Data privacy is emerging as one of the most serious concerns of big data analytics, particularly with the growing use of personal data and the ever-improving capability of data analysis. This dissertation first investigates the relation between different privacy notions, and then puts the main focus on developing economic foundations for a market model of trading private data.
The first part characterizes differential privacy, identifiability and mutual-information privacy by their privacy--distortion functions, which is the optimal achievable privacy level as a function of the maximum allowable distortion. The results show that these notions are fundamentally related and exhibit certain consistency: (1) The gap between the privacy--distortion functions of identifiability and differential privacy is upper bounded by a constant determined by the prior. (2) Identifiability and mutual-information privacy share the same optimal mechanism. (3) The mutual-information optimal mechanism satisfies differential privacy with a level at most a constant away from the optimal level.

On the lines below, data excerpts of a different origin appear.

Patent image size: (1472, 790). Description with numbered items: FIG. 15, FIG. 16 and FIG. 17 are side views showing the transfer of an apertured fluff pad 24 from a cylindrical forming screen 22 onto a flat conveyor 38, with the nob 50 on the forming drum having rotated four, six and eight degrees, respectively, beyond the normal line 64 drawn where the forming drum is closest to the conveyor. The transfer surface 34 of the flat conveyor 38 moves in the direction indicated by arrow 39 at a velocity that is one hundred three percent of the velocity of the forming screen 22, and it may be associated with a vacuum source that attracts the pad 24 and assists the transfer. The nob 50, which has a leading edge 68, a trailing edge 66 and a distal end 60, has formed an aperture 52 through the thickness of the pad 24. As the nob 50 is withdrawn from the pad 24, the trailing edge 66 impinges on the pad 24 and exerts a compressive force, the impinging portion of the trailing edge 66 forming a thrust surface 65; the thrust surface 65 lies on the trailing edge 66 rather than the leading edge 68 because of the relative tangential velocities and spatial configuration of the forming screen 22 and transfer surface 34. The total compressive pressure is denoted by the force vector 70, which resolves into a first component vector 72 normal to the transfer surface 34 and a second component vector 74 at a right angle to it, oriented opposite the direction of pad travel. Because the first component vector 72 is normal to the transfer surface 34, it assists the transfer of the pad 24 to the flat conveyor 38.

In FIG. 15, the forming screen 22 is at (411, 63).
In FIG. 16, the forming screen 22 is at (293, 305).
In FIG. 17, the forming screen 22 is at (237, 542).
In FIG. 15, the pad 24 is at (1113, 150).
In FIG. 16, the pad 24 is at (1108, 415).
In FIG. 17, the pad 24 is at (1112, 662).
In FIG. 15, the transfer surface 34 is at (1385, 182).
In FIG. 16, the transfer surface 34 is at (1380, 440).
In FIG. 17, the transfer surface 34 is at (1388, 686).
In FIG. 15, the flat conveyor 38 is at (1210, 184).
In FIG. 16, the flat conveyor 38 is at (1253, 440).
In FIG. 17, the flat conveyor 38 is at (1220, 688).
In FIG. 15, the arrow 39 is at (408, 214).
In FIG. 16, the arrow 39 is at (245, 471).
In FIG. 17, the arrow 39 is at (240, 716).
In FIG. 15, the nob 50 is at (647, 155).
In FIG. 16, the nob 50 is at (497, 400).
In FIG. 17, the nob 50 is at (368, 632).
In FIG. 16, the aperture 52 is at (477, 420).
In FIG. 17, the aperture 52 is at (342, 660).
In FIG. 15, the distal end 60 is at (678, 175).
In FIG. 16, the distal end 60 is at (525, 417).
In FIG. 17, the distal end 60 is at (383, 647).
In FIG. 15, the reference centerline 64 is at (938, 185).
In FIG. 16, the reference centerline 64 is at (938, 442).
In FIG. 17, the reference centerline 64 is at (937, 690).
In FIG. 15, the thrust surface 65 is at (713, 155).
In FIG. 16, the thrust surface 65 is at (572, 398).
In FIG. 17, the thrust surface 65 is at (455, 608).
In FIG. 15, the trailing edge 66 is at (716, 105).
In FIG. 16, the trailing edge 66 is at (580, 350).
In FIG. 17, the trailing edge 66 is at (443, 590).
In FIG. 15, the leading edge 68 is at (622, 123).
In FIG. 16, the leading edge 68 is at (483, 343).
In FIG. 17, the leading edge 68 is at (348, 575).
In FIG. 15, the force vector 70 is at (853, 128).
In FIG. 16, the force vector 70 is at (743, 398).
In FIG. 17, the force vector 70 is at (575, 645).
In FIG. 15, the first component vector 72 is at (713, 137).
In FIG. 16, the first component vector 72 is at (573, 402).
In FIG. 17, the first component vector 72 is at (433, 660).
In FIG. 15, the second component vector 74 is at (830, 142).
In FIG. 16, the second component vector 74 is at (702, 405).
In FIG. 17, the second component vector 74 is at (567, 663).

The second part studies a market model of trading private data, where a data collector purchases private data from strategic data subjects (individuals) through an incentive mechanism. The value of epsilon units of privacy is measured by the minimum payment such that an individual's equilibrium strategy is to report data in an epsilon-differentially private manner. For the setting with binary private data that represents individuals' knowledge about a common underlying state, asymptotically tight lower and upper bounds on the value of privacy are established as the number of individuals becomes large, and the payment--accuracy tradeoff for learning the state is obtained. The lower bound assures the impossibility of using lower payment to buy epsilon units of privacy, and the upper bound is given by a designed reward mechanism. When the individuals' valuations of privacy are unknown to the data collector, mechanisms with possible negative payments (aiming to penalize individuals with "unacceptably" high privacy valuations) are designed to fulfill the accuracy goal and drive the total payment to zero. For the setting with binary private data following a general joint probability distribution with some symmetry, asymptotically optimal mechanisms are designed in the high data quality regime.